The fire, said to be caused by electric short circuit, had broken out on the hitherto illegal fourth floor which housed the hospital’s ICU unit and eight Corona patients on ventilators died. The reports of the post- mortem on the bodies, carried out by a team of 22 doctors, all wearing PPE kits, indicated that all the deaths were caused by suffocation due to inhaling carbon monoxide, and not so much due to burns. Only a ward boy who rushed to the ICU on hearing about the fire sustained some burn injuries when he tried to extinguish the fire that had caught the hairs of a patient. The ward boy was among the 41 other Corona patients in the hospital shifted to another COVID-designated hospital in the city.

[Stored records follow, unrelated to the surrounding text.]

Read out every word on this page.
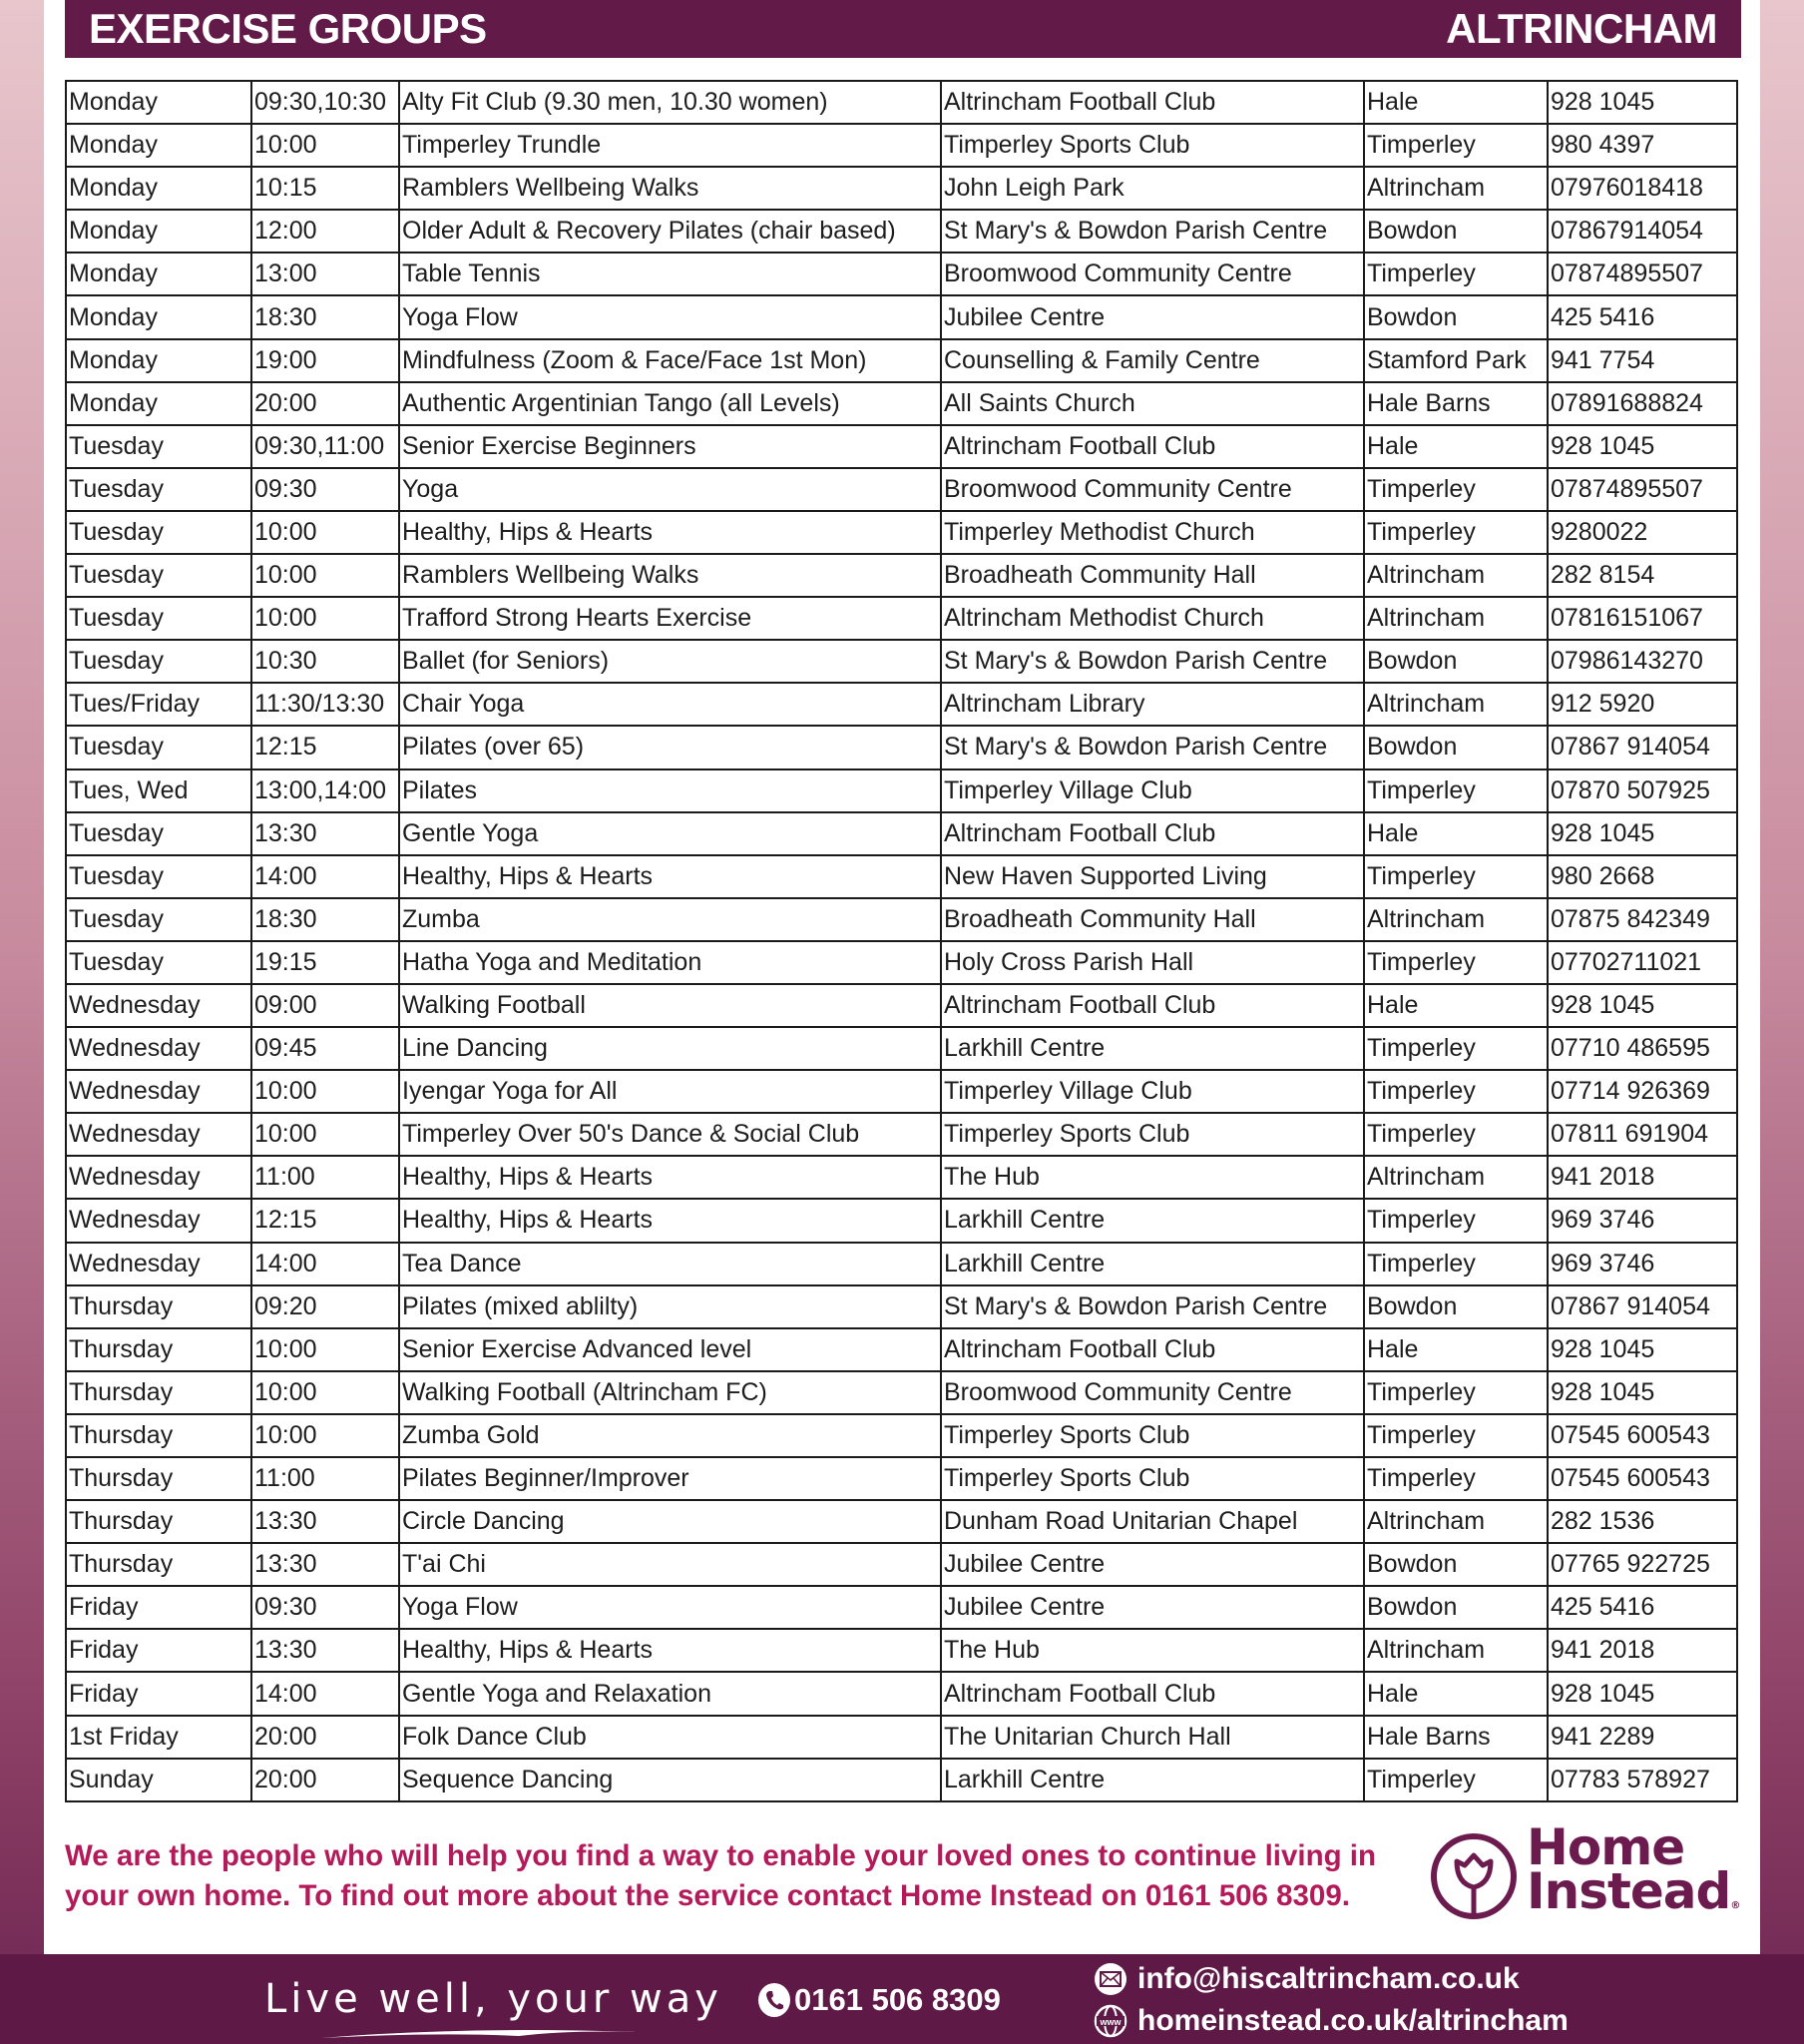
EXERCISE GROUPS	ALTRINCHAM
Monday	09:30,10:30	Alty Fit Club (9.30 men, 10.30 women)	Altrincham Football Club	Hale	928 1045
Monday	10:00	Timperley Trundle	Timperley Sports Club	Timperley	980 4397
Monday	10:15	Ramblers Wellbeing Walks	John Leigh Park	Altrincham	07976018418
Monday	12:00	Older Adult & Recovery Pilates (chair based)	St Mary's & Bowdon Parish Centre	Bowdon	07867914054
Monday	13:00	Table Tennis	Broomwood Community Centre	Timperley	07874895507
Monday	18:30	Yoga Flow	Jubilee Centre	Bowdon	425 5416
Monday	19:00	Mindfulness (Zoom & Face/Face 1st Mon)	Counselling & Family Centre	Stamford Park	941 7754
Monday	20:00	Authentic Argentinian Tango (all Levels)	All Saints Church	Hale Barns	07891688824
Tuesday	09:30,11:00	Senior Exercise Beginners	Altrincham Football Club	Hale	928 1045
Tuesday	09:30	Yoga	Broomwood Community Centre	Timperley	07874895507
Tuesday	10:00	Healthy, Hips & Hearts	Timperley Methodist Church	Timperley	9280022
Tuesday	10:00	Ramblers Wellbeing Walks	Broadheath Community Hall	Altrincham	282 8154
Tuesday	10:00	Trafford Strong Hearts Exercise	Altrincham Methodist Church	Altrincham	07816151067
Tuesday	10:30	Ballet (for Seniors)	St Mary's & Bowdon Parish Centre	Bowdon	07986143270
Tues/Friday	11:30/13:30	Chair Yoga	Altrincham Library	Altrincham	912 5920
Tuesday	12:15	Pilates (over 65)	St Mary's & Bowdon Parish Centre	Bowdon	07867 914054
Tues, Wed	13:00,14:00	Pilates	Timperley Village Club	Timperley	07870 507925
Tuesday	13:30	Gentle Yoga	Altrincham Football Club	Hale	928 1045
Tuesday	14:00	Healthy, Hips & Hearts	New Haven Supported Living	Timperley	980 2668
Tuesday	18:30	Zumba	Broadheath Community Hall	Altrincham	07875 842349
Tuesday	19:15	Hatha Yoga and Meditation	Holy Cross Parish Hall	Timperley	07702711021
Wednesday	09:00	Walking Football	Altrincham Football Club	Hale	928 1045
Wednesday	09:45	Line Dancing	Larkhill Centre	Timperley	07710 486595
Wednesday	10:00	Iyengar Yoga for All	Timperley Village Club	Timperley	07714 926369
Wednesday	10:00	Timperley Over 50's Dance & Social Club	Timperley Sports Club	Timperley	07811 691904
Wednesday	11:00	Healthy, Hips & Hearts	The Hub	Altrincham	941 2018
Wednesday	12:15	Healthy, Hips & Hearts	Larkhill Centre	Timperley	969 3746
Wednesday	14:00	Tea Dance	Larkhill Centre	Timperley	969 3746
Thursday	09:20	Pilates (mixed ablilty)	St Mary's & Bowdon Parish Centre	Bowdon	07867 914054
Thursday	10:00	Senior Exercise Advanced level	Altrincham Football Club	Hale	928 1045
Thursday	10:00	Walking Football (Altrincham FC)	Broomwood Community Centre	Timperley	928 1045
Thursday	10:00	Zumba Gold	Timperley Sports Club	Timperley	07545 600543
Thursday	11:00	Pilates Beginner/Improver	Timperley Sports Club	Timperley	07545 600543
Thursday	13:30	Circle Dancing	Dunham Road Unitarian Chapel	Altrincham	282 1536
Thursday	13:30	T'ai Chi	Jubilee Centre	Bowdon	07765 922725
Friday	09:30	Yoga Flow	Jubilee Centre	Bowdon	425 5416
Friday	13:30	Healthy, Hips & Hearts	The Hub	Altrincham	941 2018
Friday	14:00	Gentle Yoga and Relaxation	Altrincham Football Club	Hale	928 1045
1st Friday	20:00	Folk Dance Club	The Unitarian Church Hall	Hale Barns	941 2289
Sunday	20:00	Sequence Dancing	Larkhill Centre	Timperley	07783 578927
We are the people who will help you find a way to enable your loved ones to continue living in your own home. To find out more about the service contact Home Instead on 0161 506 8309.
Home
Instead®
Live well, your way 0161 506 8309
info@hiscaltrincham.co.uk
www homeinstead.co.uk/altrincham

Though most of the deceased were senior citizens, except two aged 42 and 51, most of them were stated to be on the path of recovery and three of the patients were scheduled to be released Thursday morning and two to be shifted from the ICU.
The hurry in which the state government has kept adding to its available facility to treat the Corona patients as the number of positive cases kept rising, has also contributed in the loss of eight lives who included a father-son duo and three women. Caught napping as the cases kept rising, the government at times appealed and at times compelled the private hospitals to accept the Corona cases. Initially, the private hospitals were reluctant to take Corona patients fearing that they would lose the business of other patients. But as they found the number of other patients dropping and Corona was becoming a lucrative business, more
and more private hospitals joined hands with the government and at present about 60 private hospitals in Ahmedabad are declared designated Corona hospitals. The process is also on the rise in other cities including Surat, Vadodara and Rajkot. The government had no time to check the infrastructure facilities the private hospitals offered before accepting their offer to treat Corona patients. The reason for which the private hospitals are joining hands can be gauged from the fact that the Shrey hospital was charging about Rs 50,000 per patient per day before the fire extinguished its business.
But why blame the private hospitals only? A reality check of the government-run civil hospital in Ahmedabad, touted as the Asia’s biggest public hospital, and its miniature Sola civil hospital also in Ahmedabad, showed that the hospitals badly lacked the fire safety devices. Only after the Shrey fire incident that the state government woke up and the chief minister has directed the urban development department to check the fire safety devices in all the COVID hospitals in the state. A checking spree launched by the Ahmedabad fire brigade in the city found that nearly 90 per cent of the hospitals did not have adequate fire safety measures, most of the equipment carried expiry dates of more than a year or more and did not carry the necessary no objection certificates from the fire brigade or other concerned authorities. At all hospitals, including the government civil hospital, the stock answer given by the responsible officers was that the “renewal process under progress.”